There is nothing like a large sporting event to get the armchair experts out, and Le Tour is one of my favourites.  Not only do you get to learn about the technicalities and nuances that make road cycling such addictive TV viewing, but you also get a fantastic tour of the french countryside.  For a landscape junkie, this sporting event is paradise!

Image from news.yahoo.com

Let me just set the record straight here.  Yes, Mr Perfect and I do own bikes.  No, they haven’t been ridden for a very long time – I checked them today, and the tyres are very very flat.  I would not describe us as any form of cycling enthusiasts, not even cycling dabblers.  But we do love Le Tour – I think it is the appreciation of people doing something at the very peak of their ability.  Mr Pefect has the i-phone app, and I’ve “liked” Le Tour on Facebook.  We love Le Tour so much that Mr Perfect added Cadel to the possible list of names in case The Drama Queen had been born a boy.  I think for me, it is the armchair tour of the French countryside that I love the most.

image from news.yahoo.com

I have been to France, though most of my travel within the country was on train, and at night, so the most I saw of the rural landscape was when we walked from Villers Brettenoux out to the Australian War Memorial, and while it was beautiful, the day was really hot and I didn’t appreciate it quite as much as I should have.  Paris, on the other hand, was appreciated to the maximum.  We spent days just walking, exploring, and immersing ourselves in the cultural delight that is Paris.

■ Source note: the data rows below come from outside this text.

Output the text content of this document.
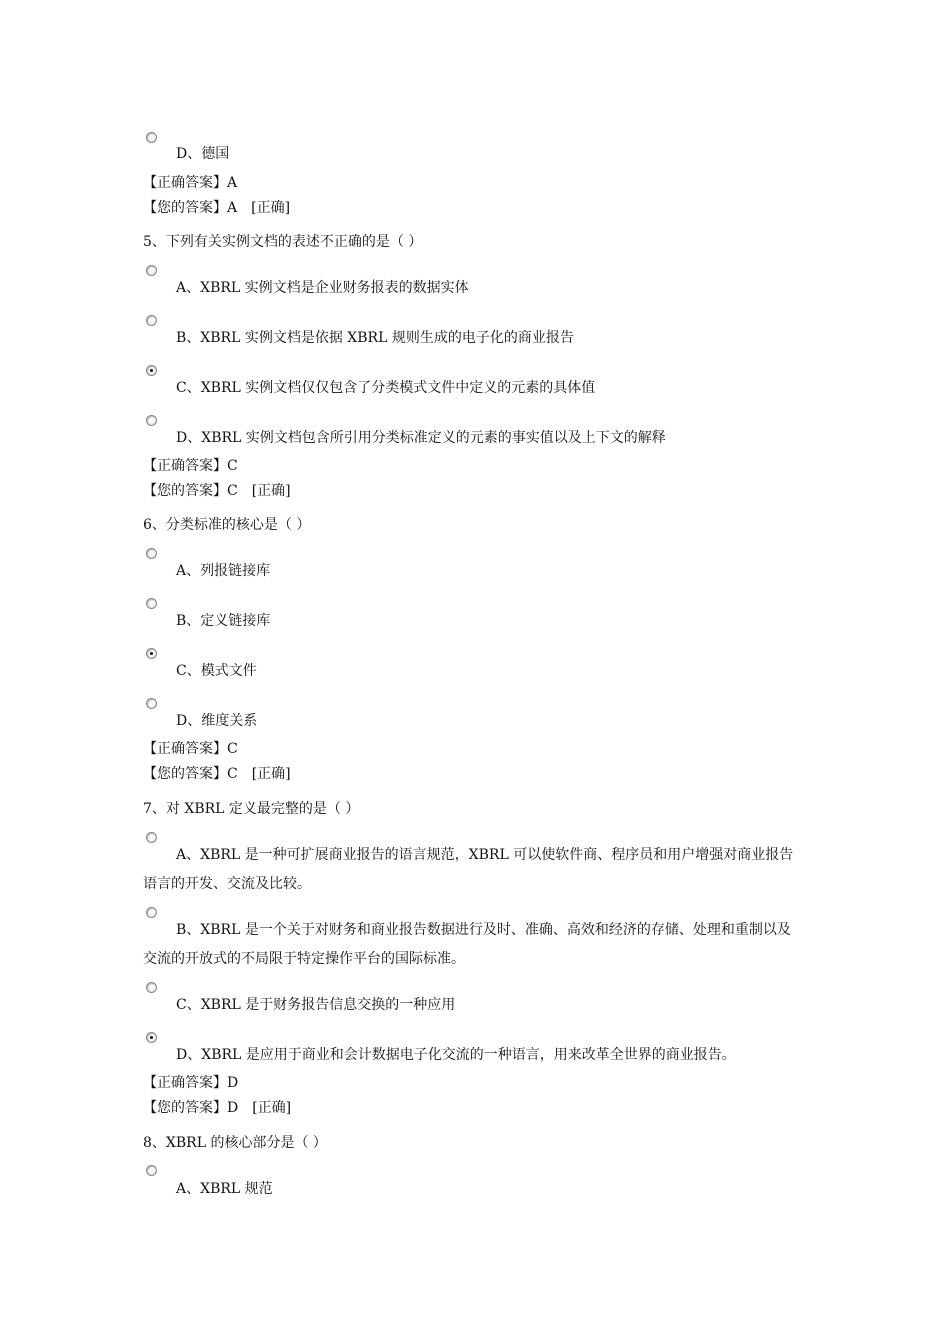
D、德国
【正确答案】A
【您的答案】A　[正确]
5、下列有关实例文档的表述不正确的是（ ）
A、XBRL 实例文档是企业财务报表的数据实体
B、XBRL 实例文档是依据 XBRL 规则生成的电子化的商业报告
C、XBRL 实例文档仅仅包含了分类模式文件中定义的元素的具体值
D、XBRL 实例文档包含所引用分类标准定义的元素的事实值以及上下文的解释
【正确答案】C
【您的答案】C　[正确]
6、分类标准的核心是（ ）
A、列报链接库
B、定义链接库
C、模式文件
D、维度关系
【正确答案】C
【您的答案】C　[正确]
7、对 XBRL 定义最完整的是（ ）
A、XBRL 是一种可扩展商业报告的语言规范，XBRL 可以使软件商、程序员和用户增强对商业报告
语言的开发、交流及比较。
B、XBRL 是一个关于对财务和商业报告数据进行及时、准确、高效和经济的存储、处理和重制以及
交流的开放式的不局限于特定操作平台的国际标准。
C、XBRL 是于财务报告信息交换的一种应用
D、XBRL 是应用于商业和会计数据电子化交流的一种语言，用来改革全世界的商业报告。
【正确答案】D
【您的答案】D　[正确]
8、XBRL 的核心部分是（ ）
A、XBRL 规范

I have always wanted to return to France and explore Provence, Brittany, The Pyrenees, The Alps and oh, the Riviera…  Le Tour gives us an annual trip to the French countryside without even having to leave the cosy confines of  the couch.  Yes, I know, we don’t feel the sun on our backs, or in the case of this year, the rain on our face.  We can’t smell the flowers, and even worse we can’t taste the culinary delights that are so abundant in the French culture.  Yes, I would much prefer to be there, but without the means to jump on that plane, the annual armchair trip will have to do.

image from news.yahoo.com

As we are on the other side of the world to Le Tour, our telecast starts at 10pm, after the munchkins are in bed.  We can wrap ourselves in a blanket with a glass of wine and a block of chocolate, and travel along with the peloton as it speeds its way through France, and as the temperature drops on our chilly winter night, we can pretend we’re enjoying a European summer.

The overhead footage is stunning as the cyclists pass chateaus, farms, small villages and towns.  I have seen some spectacularly intricate parterre and knot gardens, fantastic forests and rolling fields of sunflowers.  The picturesque villages and historic chateaus are an architectural delight.  And the breath taking scenery as the race hits the mountains stages of the Pyrenees and the Alps is awe inspiring.

image from news.yahoo.com

And then to top it all off, who can’t love a race that finishes, after 30 days, with a sprint up the Champs Elysee?

There is a strong contingent from down under to cheer for, with a real hope in Cadel Evans.  Can he finally break through and be the first Aussie to take out Le Tour.  He’s worn the yellow jersey, won stages, but can he win in Paris? There are the heroes and the villains, the spectacular sprints and the gut wrenching crashes.  As far as armchair sport goes, Le Tour has ticked a lot of boxes.

It’s nearly 10pm, time to crack open a bottle of red, peel open the chocolate and go get me some of that French landscape inspiration!